積水化学工業も2027年に生産ラインを稼働させ、2030年にはギガワット級の供給体制を目指すとしており、当面は学校の体育館や工場・倉庫といった、耐荷重の制約が大きい建物の屋根から導入が先行する見通しです。
一般住宅へ本格的に普及する具体的な時期は、現時点では明らかになっていません。
国は2030年までの早期にGW級の生産体制を構築する方針を示しており、まずは公共施設や工場・倉庫など、従来型の太陽光パネルを設置しにくい建物への導入が先行するとみられます。
将来的には、発電条件がよく設置実績も豊富な場所にはシリコン系太陽電池を使い、耐荷重の小さい屋根や壁面など、従来型パネルを設置しにくい場所をペロブスカイト太陽電池で補完する使い分けも考えられます。
今すぐ形にするならシリコン太陽光の0円リースが現実的

ZEH基準への対応や施主の電気代対策のため、新築時に太陽光を提案したい住宅会社・工務店様にとって、ペロブスカイトの本格普及を待つ余裕はありません。
今すぐ確実な効果と信頼性を提供できるのは、実績のある結晶シリコン系太陽電池を使った、初期費用0円の太陽光リースです。
| 項目 | PPA | 太陽光リース |
|---|---|---|
| 初期費用 | 0円 | 0円 |
| 売電収入 | 施主には入らない | すべて施主のものになる |
| リース料金 | ー | 売電収入と電気代削減効果で相殺可能 |
PPAでは、PPA事業者が施主の住宅などに太陽光発電設備を設置・所有し、施主は発電した電気を契約した単価で利用します。
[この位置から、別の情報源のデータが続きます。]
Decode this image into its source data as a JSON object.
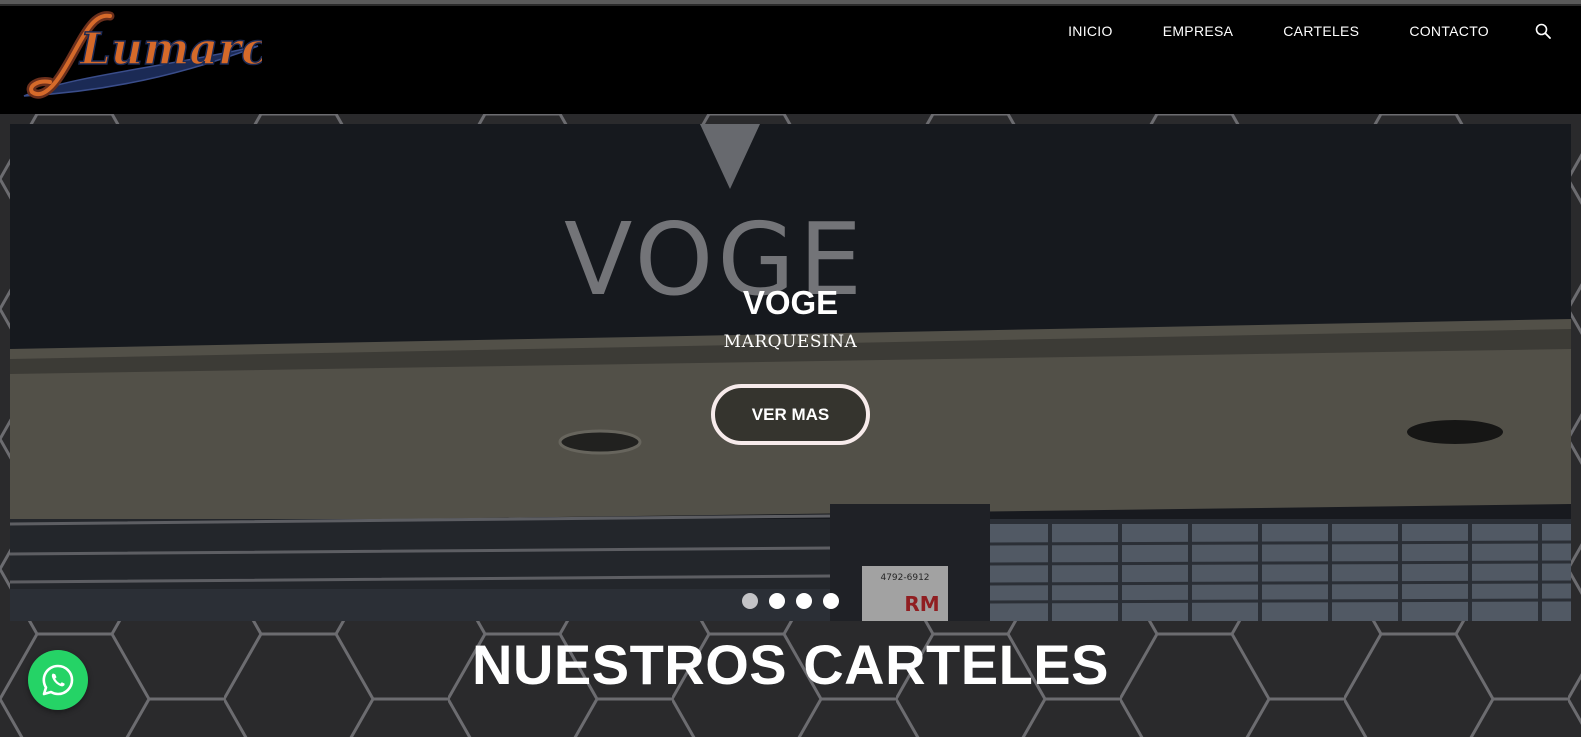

一般的なオンサイトPPAでは、余剰電力の売電収入は設備を所有するPPA事業者側に帰属します。
一方、太陽光リースであれば、月々のリース料金は発生するものの、発電した電気と余剰電力の売電収入はすべて施主のものになります。
自家消費による電気代の削減効果と売電収入を合わせれば、リース料金の相殺は十分に可能です。
さらに、施主の車から電気を供給できる簡易型のV2H機器を、初期費用0円のセットプランで付帯できるサービスもあり、停電への備えも同時に提案しやすくなっています。
まとめ
ペロブスカイト太陽電池は、耐荷重の小さい屋根やビルの壁面など、これまでシリコンパネルを載せられなかった場所での発電を可能にする、有望な次世代技術です。
2026年3月にはNEDOの設計・施工ガイドラインが公開され、施工の安全基準づくりも進んでいます。
一方で、一般住宅で20年以上稼働する主力電源としての実用性を考えると、施主への提案が本格化するのは2030年代以降になる見通しです。
今すぐ施主に電気代対策や停電対策を提案したい場合は、実績のあるシリコン系太陽電池を使った初期費用0円の太陽光リースから検討するのが現実的です。
次世代技術の動向を押さえつつ、今できる最善の提案を組み立てていきましょう。